Esta situación era peor de lo que el alumno se había imaginado, ninguna de las descripciones que solía escuchar de los compañeros indisciplinados y valientes se adaptaba al terror que sentía en esa oficina viciada de humo de cigarrillos. La mujer tenía un aspecto imponente, era gorda, de voz gruesa y profunda.
La pregunta resonó nuevamente contra las paredes y el pequeño comenzó a sudar en las manos, que estaban cerradas y tensas. No sabía cuanto podría aguantar. Cerró los ojos y retuvo las lágrimas que estaban por brotar debidas al pánico que sólo se siente a los siete años, cuando la autoridad es un monstruo de películas.

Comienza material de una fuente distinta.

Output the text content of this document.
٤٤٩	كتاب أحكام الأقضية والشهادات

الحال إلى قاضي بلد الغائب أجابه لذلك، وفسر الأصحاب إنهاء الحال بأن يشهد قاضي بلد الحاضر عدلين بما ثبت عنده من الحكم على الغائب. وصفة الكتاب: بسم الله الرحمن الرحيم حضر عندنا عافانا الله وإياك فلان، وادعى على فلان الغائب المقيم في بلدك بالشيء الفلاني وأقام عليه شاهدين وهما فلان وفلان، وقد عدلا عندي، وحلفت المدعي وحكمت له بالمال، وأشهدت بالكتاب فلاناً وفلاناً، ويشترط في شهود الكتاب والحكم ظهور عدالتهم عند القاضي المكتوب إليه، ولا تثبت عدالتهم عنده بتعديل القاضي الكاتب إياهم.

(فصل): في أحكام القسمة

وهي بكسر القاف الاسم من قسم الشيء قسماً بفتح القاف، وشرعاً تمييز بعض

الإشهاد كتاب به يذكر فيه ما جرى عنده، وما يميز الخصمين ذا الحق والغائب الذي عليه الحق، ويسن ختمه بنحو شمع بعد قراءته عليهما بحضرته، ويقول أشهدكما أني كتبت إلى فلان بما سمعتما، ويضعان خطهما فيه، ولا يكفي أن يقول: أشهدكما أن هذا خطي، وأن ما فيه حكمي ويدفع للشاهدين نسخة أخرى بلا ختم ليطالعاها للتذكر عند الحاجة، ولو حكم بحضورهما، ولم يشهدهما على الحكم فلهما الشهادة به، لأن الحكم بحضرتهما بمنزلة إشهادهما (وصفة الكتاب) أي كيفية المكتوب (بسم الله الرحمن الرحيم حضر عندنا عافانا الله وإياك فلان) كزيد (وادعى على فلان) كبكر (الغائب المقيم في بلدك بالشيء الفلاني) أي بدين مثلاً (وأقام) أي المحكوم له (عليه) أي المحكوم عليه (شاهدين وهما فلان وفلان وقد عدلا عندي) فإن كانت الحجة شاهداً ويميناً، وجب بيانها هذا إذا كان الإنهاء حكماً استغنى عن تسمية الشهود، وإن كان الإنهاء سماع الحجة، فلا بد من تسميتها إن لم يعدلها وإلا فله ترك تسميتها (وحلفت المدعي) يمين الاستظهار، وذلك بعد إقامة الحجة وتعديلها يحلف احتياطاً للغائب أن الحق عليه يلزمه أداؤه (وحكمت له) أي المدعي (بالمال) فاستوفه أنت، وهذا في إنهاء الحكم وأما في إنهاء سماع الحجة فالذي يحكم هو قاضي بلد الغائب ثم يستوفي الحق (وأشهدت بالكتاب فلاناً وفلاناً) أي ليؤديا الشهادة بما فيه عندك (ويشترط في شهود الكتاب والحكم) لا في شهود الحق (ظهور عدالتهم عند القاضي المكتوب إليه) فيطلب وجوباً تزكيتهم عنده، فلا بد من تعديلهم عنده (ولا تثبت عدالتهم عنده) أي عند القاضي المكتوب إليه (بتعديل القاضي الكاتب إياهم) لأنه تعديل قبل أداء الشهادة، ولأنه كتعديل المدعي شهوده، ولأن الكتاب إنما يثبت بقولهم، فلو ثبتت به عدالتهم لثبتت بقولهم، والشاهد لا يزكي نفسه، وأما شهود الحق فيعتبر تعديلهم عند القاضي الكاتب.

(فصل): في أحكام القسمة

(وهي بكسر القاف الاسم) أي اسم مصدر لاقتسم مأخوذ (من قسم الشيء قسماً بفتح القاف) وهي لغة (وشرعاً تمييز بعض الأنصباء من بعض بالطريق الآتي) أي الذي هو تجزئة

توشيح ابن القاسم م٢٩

La mirada inquisitiva de la inmensa mujer comenzó a examinarlo, y después de encender un cigarrillo con extraños temblores en las manos y la boca repitió casi gritando ¡Quién! Fue como un trueno de verano. Un frío recorrió con estrépito por toda su espalda y sus rodillas casi se doblaron. Ya no podía resistir más, era demasiado el miedo y la presión que machacaban sobre su frágil psiquis. Sin querer se escaparon débiles sonidos de su boca, la Directora sonrió maliciosamente y preguntó con más fuerza ¡quién!, pues el pequeño ya estaba doblegado; que respondió con un llanto sin poder contenerse. El niño se agarró la cara e intentó taparse la boca, sin lugar a dudas ya estaba perdida aquella batalla, su suerte estaba echada. A los siete años había delatado a un compañero.
Nunca más podría reivindicarse, demostrar su valentía, pues era un delator. Y lo más desconcertante fue la felicitación que recibió por ello.